BMDM isolated from SOCS1^FL/FL/LysMCre-ER^T2 or NOS1^−/−/SOCS1^FL/FL/LysMCre-ER^T2 mice was differentiated in presence or absence of 1 μM 4OH-Tx for 4 days to generate SOCS1^+/+/NOS1^+/+ (WT), SOCS1^−/−/NOS1^+/+ (SOCS1^−/−), SOCS1^+/+/NOS1^−/− (NOS1^−/−), or SOCS1^−/−/NOS1^−/− (SOCS1^−/−/NOS1^−/−) macrophages. One hundred thousand cells were transplanted via intratracheal instillation into 8 weeks-old congenic wild-type mice lungs (JAX #002014). Transplanted mice were allowed to rest for 24 h before challenge with intraperitoneal injection of 10 mg/kg LPS for 4 h. Serum and lung samples were processed and analyzed as previously described, as indicated in Figure 7 legends.

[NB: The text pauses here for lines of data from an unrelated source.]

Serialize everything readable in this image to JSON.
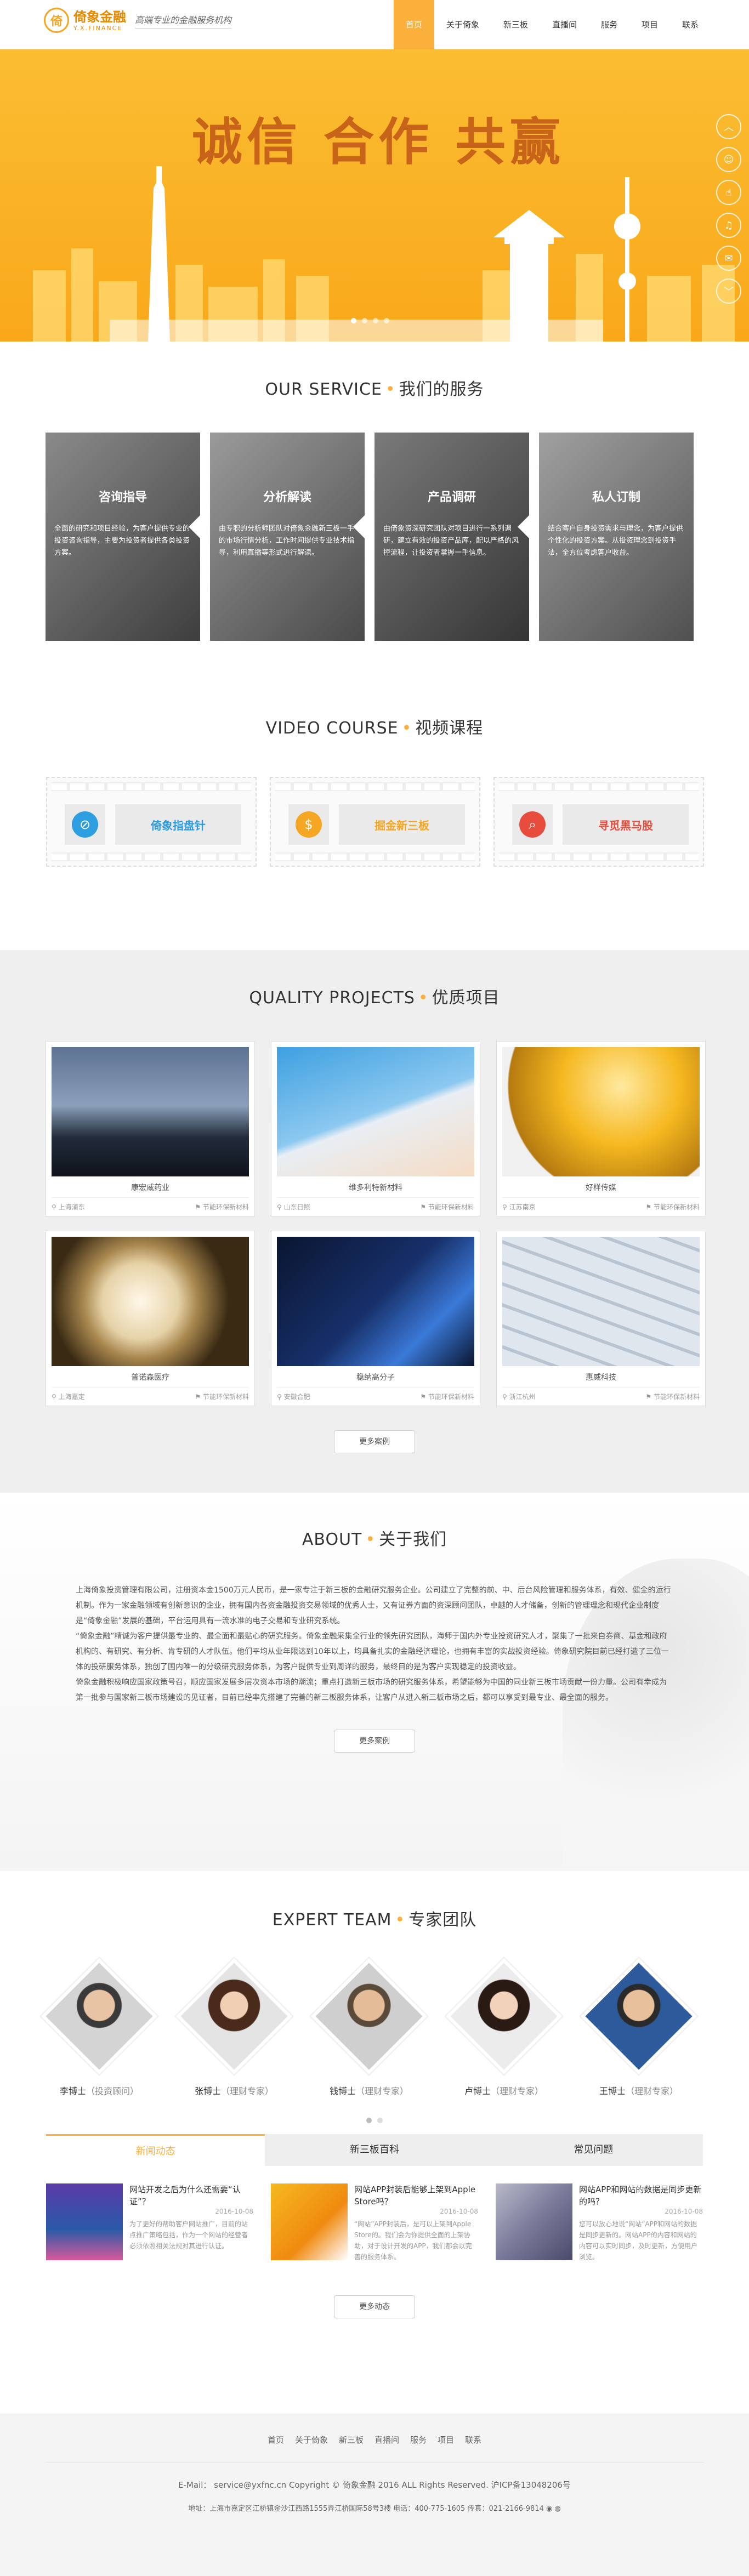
{
  "header": {
    "logo_mark": "倚",
    "logo_cn": "倚象金融",
    "logo_en": "Y.X.FINANCE",
    "slogan": "高端专业的金融服务机构",
    "nav": [
      "首页",
      "关于倚象",
      "新三板",
      "直播间",
      "服务",
      "项目",
      "联系"
    ]
  },
  "banner": {
    "slogan": "诚信 合作 共赢",
    "side_icons": [
      "chevron-up-icon",
      "chat-icon",
      "hand-icon",
      "bell-icon",
      "message-icon",
      "chevron-down-icon"
    ]
  },
  "service": {
    "title_en": "OUR SERVICE",
    "title_cn": "我们的服务",
    "cards": [
      {
        "title": "咨询指导",
        "text": "全面的研究和项目经验，为客户提供专业的投资咨询指导，主要为投资者提供各类投资方案。"
      },
      {
        "title": "分析解读",
        "text": "由专职的分析师团队对倚象金融新三板一手的市场行情分析，工作时间提供专业技术指导，利用直播等形式进行解读。"
      },
      {
        "title": "产品调研",
        "text": "由倚象资深研究团队对项目进行一系列调研，建立有效的投资产品库，配以严格的风控流程，让投资者掌握一手信息。"
      },
      {
        "title": "私人订制",
        "text": "结合客户自身投资需求与理念，为客户提供个性化的投资方案。从投资理念到投资手法，全方位考虑客户收益。"
      }
    ]
  },
  "video": {
    "title_en": "VIDEO COURSE",
    "title_cn": "视频课程",
    "cards": [
      {
        "label": "倚象指盘针",
        "icon": "compass-icon",
        "color": "#2d9ee0"
      },
      {
        "label": "掘金新三板",
        "icon": "money-bag-icon",
        "color": "#f5a623"
      },
      {
        "label": "寻觅黑马股",
        "icon": "search-icon",
        "color": "#e84c3d"
      }
    ]
  },
  "projects": {
    "title_en": "QUALITY PROJECTS",
    "title_cn": "优质项目",
    "items": [
      {
        "name": "康宏威药业",
        "loc": "上海浦东",
        "cat": "节能环保新材料"
      },
      {
        "name": "维多利特新材料",
        "loc": "山东日照",
        "cat": "节能环保新材料"
      },
      {
        "name": "好样传媒",
        "loc": "江苏南京",
        "cat": "节能环保新材料"
      },
      {
        "name": "普诺森医疗",
        "loc": "上海嘉定",
        "cat": "节能环保新材料"
      },
      {
        "name": "稳纳高分子",
        "loc": "安徽合肥",
        "cat": "节能环保新材料"
      },
      {
        "name": "惠威科技",
        "loc": "浙江杭州",
        "cat": "节能环保新材料"
      }
    ],
    "more": "更多案例"
  },
  "about": {
    "title_en": "ABOUT",
    "title_cn": "关于我们",
    "paras": [
      "上海倚象投资管理有限公司，注册资本金1500万元人民币，是一家专注于新三板的金融研究服务企业。公司建立了完整的前、中、后台风险管理和服务体系，有效、健全的运行机制。作为一家金融领域有创新意识的企业，拥有国内各资金融投资交易领域的优秀人士，又有证券方面的资深顾问团队，卓越的人才储备，创新的管理理念和现代企业制度是“倚象金融”发展的基础，平台运用具有一流水准的电子交易和专业研究系统。",
      "“倚象金融”精诚为客户提供最专业的、最全面和最贴心的研究服务。倚象金融采集全行业的领先研究团队，海师于国内外专业投资研究人才，聚集了一批来自券商、基金和政府机构的、有研究、有分析、肯专研的人才队伍。他们平均从业年限达到10年以上，均具备扎实的金融经济理论，也拥有丰富的实战投资经验。倚象研究院目前已经打造了三位一体的投研服务体系，独创了国内唯一的分级研究服务体系，为客户提供专业到周详的服务，最终目的是为客户实现稳定的投资收益。",
      "倚象金融积极响应国家政策号召，顺应国家发展多层次资本市场的潮流；重点打造新三板市场的研究服务体系，希望能够为中国的同业新三板市场贡献一份力量。公司有幸成为第一批参与国家新三板市场建设的见证者，目前已经率先搭建了完善的新三板服务体系，让客户从进入新三板市场之后，都可以享受到最专业、最全面的服务。"
    ],
    "more": "更多案例"
  },
  "team": {
    "title_en": "EXPERT TEAM",
    "title_cn": "专家团队",
    "members": [
      {
        "name": "李博士",
        "role": "（投资顾问）"
      },
      {
        "name": "张博士",
        "role": "（理财专家）"
      },
      {
        "name": "钱博士",
        "role": "（理财专家）"
      },
      {
        "name": "卢博士",
        "role": "（理财专家）"
      },
      {
        "name": "王博士",
        "role": "（理财专家）"
      }
    ]
  },
  "news": {
    "tabs": [
      "新闻动态",
      "新三板百科",
      "常见问题"
    ],
    "items": [
      {
        "title": "网站开发之后为什么还需要“认证”？",
        "date": "2016-10-08",
        "text": "为了更好的帮助客户网站推广，目前的站点推广策略包括，作为一个网站的经营者必须依照相关法规对其进行认证。"
      },
      {
        "title": "网站APP封装后能够上架到Apple Store吗？",
        "date": "2016-10-08",
        "text": "“网站”APP封装后，是可以上架到Apple Store的。我们会为你提供全面的上架协助，对于设计开发的APP，我们都会以完善的服务体系。"
      },
      {
        "title": "网站APP和网站的数据是同步更新的吗？",
        "date": "2016-10-08",
        "text": "您可以放心地说“网站”APP和网站的数据是同步更新的。网站APP的内容和网站的内容可以实时同步，及时更新，方便用户浏览。"
      }
    ],
    "more": "更多动态"
  },
  "footer": {
    "nav": [
      "首页",
      "关于倚象",
      "新三板",
      "直播间",
      "服务",
      "项目",
      "联系"
    ],
    "line1": "E-Mail： service@yxfnc.cn  Copyright © 倚象金融 2016 ALL Rights Reserved. 沪ICP备13048206号",
    "line2": "地址：上海市嘉定区江桥镇金沙江西路1555弄江桥国际58号3楼  电话：400-775-1605  传真：021-2166-9814"
  }
}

Quantification and statistical analysis

Statistical analyses were carried out as described in the relevant STAR Methods sections above. Where applicable, statistical significance are reported in the Figures and corresponding Figure Legends.

Published: March 17, 2023

Data and code availability

• •Single-cell RNAseq, chic-seq, and RNAseq data have been deposited at GEO and are publicly available as a series under the blanket GEO accession number GEO:GSE225835, accessible at ncbi.nlm.nih.gov, also listed below in the key resources table.
• •No original code was produced for this manuscript. All software used are available through public or commercial sources described in the key resources table.
• •Any additional information required to reanalyze the data reported in this paper is available from the lead contact upon request.